El Congreso continúa debatiendo ciertos aspectos del próximo paquete, como el costo total y el financiamiento estatal y local, Forbes dijo que es "muy poco probable" que se pueda aprobar antes de que ambas cámaras regresen el próximo mes.

“Los estadounidenses no deberían esperar ver otro cheque de estímulo hasta finales de septiembre como muy pronto. Es más probable que las discusiones continúen en octubre, o incluso más tarde ", informó anteriormente Heavy, citando a Forbes.

El 8 de agosto, el presidente Donald Trump emitió varias órdenes ejecutivas y memorandos con el objetivo de brindar alivio a los estadounidenses que luchan contra la pandemia, según USA Today.

Las órdenes incluyeron recortes de impuestos sobre la nómina y la continuación del beneficio por desempleo de la Ley CARES, con una reducción de $600 a $400 dólares. No se abordaron los servicios de inmigración ni los cheques de estímulo.

Aún no se sabe cuándo es que los negociadores podrían reanudar las conversaciones. Sin embargo, existe la posibilidad de que se elabore un proyecto de ley que incluya el nuevo cheque.

Estados Unidos ha registrado al menos 170.000 muertes de los 5,4 millones de estadounidenses que han sido infectados, según las últimas cifras de la Universidad Johns Hopkins.

El COVID-19 es ahora la tercera causa principal de muerte en los Estados Unidos, superando la cantidad de muertes por Alzheimer, accidentes y la diabetes, así lo informó Thomas Frieden, exdirector de los CDC.

Según datos oficiales la participación de negros y latinos en las pruebas de la vacuna contra el COVID-19 son menores en comparación a las demás comunidades.

La comunidad negra desconfía de las pruebas que vengan del Gobierno de Estados Unidos debido a antecedentes y en el caso de los latinos, no se hace el alcance comunitario adecuado y hay problemas con el idioma.

La tasa de mortalidad también es mucho más alta en Estados Unidos que en muchos otros países. "La semana pasada, los estadounidenses tenían ocho veces más probabilidades de morir por COVID que los europeos", agregó Frieden.

Entre los países primer mundistas Estados Unidos ha sido el que peor ha respondido frente a la pandemia.
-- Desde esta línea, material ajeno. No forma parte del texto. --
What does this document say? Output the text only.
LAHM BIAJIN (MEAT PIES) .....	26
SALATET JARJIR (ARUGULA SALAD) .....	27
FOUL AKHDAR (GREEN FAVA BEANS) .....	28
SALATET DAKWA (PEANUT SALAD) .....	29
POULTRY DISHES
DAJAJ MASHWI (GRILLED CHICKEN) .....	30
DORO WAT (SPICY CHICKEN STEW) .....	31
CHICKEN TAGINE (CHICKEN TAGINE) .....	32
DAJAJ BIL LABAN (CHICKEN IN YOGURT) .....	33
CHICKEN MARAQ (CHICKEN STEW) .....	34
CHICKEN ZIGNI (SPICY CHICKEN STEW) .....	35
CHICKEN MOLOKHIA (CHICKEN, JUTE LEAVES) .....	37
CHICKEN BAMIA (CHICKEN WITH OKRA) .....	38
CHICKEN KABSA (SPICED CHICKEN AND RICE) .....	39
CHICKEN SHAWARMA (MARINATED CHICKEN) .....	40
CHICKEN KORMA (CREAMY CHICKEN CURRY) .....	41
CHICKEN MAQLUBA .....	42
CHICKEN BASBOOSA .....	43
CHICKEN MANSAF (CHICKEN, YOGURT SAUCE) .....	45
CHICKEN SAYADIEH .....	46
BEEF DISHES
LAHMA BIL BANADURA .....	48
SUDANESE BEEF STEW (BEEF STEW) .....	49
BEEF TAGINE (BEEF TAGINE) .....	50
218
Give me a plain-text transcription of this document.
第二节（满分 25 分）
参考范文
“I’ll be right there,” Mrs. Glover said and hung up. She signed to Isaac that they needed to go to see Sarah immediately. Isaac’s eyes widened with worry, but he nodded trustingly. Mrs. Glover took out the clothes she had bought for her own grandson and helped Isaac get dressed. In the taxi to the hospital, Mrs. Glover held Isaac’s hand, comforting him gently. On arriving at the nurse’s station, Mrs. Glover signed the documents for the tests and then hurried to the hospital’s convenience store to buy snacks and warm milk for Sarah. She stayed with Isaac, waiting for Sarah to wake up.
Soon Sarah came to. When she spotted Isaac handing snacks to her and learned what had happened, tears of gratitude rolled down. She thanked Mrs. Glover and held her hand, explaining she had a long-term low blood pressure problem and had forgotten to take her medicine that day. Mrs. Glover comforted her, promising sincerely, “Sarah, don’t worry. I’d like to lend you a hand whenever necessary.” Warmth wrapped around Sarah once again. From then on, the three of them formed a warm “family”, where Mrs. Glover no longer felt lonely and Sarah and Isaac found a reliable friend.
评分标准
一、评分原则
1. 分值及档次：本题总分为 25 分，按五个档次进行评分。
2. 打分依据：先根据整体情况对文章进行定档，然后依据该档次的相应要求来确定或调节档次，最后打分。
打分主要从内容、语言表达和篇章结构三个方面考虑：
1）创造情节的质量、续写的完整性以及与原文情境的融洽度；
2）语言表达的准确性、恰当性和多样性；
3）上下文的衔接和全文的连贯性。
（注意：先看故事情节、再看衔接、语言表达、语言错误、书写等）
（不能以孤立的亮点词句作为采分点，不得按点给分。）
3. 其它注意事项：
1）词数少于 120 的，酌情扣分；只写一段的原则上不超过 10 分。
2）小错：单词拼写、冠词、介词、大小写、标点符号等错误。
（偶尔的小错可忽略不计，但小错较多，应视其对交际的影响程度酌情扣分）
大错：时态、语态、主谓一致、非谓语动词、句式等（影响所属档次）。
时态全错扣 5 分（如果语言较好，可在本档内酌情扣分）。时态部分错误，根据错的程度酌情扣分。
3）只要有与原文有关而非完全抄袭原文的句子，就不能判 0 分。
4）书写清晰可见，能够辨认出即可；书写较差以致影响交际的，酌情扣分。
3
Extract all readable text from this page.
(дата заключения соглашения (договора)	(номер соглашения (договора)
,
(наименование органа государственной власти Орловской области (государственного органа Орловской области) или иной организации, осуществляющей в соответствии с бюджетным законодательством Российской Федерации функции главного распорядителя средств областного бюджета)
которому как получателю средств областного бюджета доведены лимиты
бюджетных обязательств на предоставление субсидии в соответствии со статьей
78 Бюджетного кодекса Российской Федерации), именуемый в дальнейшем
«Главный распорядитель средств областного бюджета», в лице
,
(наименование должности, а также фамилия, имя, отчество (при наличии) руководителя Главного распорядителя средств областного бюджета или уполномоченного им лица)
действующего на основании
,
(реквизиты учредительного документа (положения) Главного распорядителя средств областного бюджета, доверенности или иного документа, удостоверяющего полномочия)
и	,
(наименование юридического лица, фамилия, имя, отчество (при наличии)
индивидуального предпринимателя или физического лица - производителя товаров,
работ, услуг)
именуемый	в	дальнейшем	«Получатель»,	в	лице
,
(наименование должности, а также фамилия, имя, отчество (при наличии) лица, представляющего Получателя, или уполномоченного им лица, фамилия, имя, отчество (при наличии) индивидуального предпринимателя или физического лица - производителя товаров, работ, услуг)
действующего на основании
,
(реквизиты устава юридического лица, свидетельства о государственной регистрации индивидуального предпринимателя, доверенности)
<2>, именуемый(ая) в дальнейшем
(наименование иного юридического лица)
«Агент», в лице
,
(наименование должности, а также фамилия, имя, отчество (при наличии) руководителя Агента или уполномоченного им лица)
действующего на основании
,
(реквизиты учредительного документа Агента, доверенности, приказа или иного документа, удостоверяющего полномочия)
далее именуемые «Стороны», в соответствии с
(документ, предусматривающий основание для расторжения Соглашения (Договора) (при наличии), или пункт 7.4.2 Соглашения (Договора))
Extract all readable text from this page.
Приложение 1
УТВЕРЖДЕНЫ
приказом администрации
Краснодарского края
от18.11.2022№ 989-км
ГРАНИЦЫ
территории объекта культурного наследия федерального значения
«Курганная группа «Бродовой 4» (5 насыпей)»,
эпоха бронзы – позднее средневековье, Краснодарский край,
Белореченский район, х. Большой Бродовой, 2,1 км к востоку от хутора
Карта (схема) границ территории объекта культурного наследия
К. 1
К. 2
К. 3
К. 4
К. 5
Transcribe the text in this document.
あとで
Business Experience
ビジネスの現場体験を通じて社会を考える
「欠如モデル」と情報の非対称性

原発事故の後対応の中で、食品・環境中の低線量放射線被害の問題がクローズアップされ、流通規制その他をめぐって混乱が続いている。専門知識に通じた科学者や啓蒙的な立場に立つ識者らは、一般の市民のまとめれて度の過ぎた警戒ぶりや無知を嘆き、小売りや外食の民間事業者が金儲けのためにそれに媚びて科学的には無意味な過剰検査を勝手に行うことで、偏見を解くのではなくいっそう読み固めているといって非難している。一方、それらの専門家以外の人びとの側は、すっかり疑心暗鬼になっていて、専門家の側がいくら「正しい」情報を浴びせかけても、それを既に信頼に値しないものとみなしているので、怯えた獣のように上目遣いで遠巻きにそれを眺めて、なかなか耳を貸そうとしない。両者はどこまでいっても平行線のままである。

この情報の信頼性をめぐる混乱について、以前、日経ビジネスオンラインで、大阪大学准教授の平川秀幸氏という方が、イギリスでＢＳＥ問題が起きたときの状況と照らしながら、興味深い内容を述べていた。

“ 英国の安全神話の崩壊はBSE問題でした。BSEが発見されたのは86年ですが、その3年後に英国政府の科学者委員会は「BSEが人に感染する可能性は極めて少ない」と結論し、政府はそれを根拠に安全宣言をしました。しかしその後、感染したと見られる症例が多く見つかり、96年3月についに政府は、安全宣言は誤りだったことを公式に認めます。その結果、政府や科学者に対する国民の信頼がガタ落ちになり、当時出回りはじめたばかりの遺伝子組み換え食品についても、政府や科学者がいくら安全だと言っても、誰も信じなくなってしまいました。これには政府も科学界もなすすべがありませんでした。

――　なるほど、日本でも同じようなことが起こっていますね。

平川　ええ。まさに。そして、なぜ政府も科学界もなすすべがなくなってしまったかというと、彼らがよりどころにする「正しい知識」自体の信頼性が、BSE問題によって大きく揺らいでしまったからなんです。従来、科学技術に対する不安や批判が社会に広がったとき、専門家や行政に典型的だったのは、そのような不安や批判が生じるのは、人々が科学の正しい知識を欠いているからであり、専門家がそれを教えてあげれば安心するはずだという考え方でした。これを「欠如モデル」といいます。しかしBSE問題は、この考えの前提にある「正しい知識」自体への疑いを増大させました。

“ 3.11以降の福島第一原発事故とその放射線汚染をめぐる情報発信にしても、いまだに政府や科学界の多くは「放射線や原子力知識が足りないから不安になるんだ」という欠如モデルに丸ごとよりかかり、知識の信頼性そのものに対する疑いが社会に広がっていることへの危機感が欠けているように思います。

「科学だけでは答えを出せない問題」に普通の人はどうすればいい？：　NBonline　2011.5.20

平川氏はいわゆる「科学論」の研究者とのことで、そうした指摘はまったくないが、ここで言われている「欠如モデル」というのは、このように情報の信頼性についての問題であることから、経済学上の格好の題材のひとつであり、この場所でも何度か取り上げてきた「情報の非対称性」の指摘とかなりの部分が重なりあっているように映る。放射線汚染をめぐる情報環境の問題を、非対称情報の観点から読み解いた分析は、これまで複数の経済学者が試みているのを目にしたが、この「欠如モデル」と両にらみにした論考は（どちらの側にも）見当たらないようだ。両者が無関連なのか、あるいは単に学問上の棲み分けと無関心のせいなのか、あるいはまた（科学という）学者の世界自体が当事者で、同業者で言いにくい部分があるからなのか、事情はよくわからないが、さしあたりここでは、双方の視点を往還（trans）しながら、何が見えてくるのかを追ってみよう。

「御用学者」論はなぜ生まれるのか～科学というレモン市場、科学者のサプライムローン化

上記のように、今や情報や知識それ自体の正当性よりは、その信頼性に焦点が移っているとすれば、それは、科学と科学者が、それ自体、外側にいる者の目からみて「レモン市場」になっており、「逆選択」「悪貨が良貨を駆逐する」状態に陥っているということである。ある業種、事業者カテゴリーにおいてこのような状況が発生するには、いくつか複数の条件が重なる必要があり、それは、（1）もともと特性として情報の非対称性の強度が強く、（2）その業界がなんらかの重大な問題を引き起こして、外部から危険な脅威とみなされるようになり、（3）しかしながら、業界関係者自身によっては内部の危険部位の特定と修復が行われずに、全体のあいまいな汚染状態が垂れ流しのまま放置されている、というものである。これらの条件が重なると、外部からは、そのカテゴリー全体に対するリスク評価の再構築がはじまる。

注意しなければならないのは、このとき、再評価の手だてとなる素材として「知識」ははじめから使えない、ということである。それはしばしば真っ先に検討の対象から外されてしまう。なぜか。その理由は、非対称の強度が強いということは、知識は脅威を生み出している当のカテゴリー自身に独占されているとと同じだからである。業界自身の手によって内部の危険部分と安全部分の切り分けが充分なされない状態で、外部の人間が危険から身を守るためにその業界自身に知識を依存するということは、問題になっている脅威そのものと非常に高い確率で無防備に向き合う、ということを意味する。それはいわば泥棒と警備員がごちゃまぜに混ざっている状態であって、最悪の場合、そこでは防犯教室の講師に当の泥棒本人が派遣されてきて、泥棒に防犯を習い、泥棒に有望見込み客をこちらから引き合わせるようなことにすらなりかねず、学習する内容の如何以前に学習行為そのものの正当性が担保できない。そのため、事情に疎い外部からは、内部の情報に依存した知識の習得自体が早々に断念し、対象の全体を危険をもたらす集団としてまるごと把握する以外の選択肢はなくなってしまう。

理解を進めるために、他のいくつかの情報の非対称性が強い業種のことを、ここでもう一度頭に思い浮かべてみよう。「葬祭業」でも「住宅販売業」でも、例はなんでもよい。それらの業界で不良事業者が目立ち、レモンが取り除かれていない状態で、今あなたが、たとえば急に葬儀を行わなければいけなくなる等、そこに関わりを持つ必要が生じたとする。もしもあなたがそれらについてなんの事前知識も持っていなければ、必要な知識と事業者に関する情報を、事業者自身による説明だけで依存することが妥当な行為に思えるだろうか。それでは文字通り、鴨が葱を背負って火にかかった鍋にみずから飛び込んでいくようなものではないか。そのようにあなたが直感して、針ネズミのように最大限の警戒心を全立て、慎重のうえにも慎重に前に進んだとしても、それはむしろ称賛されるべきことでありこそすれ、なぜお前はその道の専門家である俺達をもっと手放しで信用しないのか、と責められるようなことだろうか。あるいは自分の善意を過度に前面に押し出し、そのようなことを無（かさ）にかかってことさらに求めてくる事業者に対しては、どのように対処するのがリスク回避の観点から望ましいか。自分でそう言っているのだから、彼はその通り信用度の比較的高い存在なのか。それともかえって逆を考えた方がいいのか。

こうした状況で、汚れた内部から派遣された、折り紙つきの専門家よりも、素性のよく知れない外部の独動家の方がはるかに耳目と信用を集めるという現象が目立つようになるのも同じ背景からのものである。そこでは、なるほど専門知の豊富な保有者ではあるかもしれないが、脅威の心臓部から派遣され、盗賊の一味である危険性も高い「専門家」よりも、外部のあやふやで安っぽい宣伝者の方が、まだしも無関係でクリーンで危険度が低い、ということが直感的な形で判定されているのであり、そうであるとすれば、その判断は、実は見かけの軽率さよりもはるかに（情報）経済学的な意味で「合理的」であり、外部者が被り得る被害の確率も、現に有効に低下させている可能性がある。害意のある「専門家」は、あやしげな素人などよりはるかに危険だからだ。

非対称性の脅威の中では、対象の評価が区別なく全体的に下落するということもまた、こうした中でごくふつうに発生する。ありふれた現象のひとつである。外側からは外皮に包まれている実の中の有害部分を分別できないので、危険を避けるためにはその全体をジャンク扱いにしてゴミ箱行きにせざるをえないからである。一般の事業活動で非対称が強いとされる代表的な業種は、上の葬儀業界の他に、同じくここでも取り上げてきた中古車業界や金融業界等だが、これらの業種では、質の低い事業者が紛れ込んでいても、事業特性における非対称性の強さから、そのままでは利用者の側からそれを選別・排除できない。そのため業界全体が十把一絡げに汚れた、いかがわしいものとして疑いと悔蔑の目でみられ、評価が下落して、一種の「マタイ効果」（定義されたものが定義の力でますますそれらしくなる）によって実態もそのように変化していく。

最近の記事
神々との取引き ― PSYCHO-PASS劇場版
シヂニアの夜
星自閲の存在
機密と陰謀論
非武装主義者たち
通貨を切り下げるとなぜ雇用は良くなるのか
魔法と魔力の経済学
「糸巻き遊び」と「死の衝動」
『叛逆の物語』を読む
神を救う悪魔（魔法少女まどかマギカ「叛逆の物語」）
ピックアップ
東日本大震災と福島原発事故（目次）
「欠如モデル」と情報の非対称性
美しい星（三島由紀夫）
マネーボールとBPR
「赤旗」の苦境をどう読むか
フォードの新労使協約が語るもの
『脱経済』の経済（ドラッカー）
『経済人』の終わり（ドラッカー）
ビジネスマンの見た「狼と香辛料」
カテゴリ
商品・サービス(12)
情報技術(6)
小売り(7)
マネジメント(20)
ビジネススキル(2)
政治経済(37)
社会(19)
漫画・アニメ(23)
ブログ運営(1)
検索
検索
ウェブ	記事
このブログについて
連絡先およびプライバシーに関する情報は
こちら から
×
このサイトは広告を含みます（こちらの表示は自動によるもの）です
Principalmente porque en enero, el gobierno federal y otros negaron la existencia del virus.

“Ha pasado de creer que el coronavirus era un engaño, a creer que era la gripe, a pensar que la pandemia casi ha terminado porque faltan dos meses para una vacuna”, dijo el Instituto Global de Salud de Harvard.

Una iniciativa conocida como operación Warp Speed busca entregar 300 millones de dosis de una vacuna contra COVID-19 para enero de 2021, aunque probablemente la mayoría de estadounidenses recibirian la vacuna a mediados y no inicios del proximo año.

Un funcionario de la OMS informó que la pandemia ha entrado en una “nueva fase”, sobre todo en la región Asia-Pacífico, debido a que el brote se está propagando actualmente entre los jóvenes asintomáticos.

A diferencia de los casos que se presentaron en el comienzo de la emergencia sanitaria, dos tercios de los pacientes diagnosticados con el virus en Japón, Filipinas y Australia en los últimos días tienen menos de 40 años.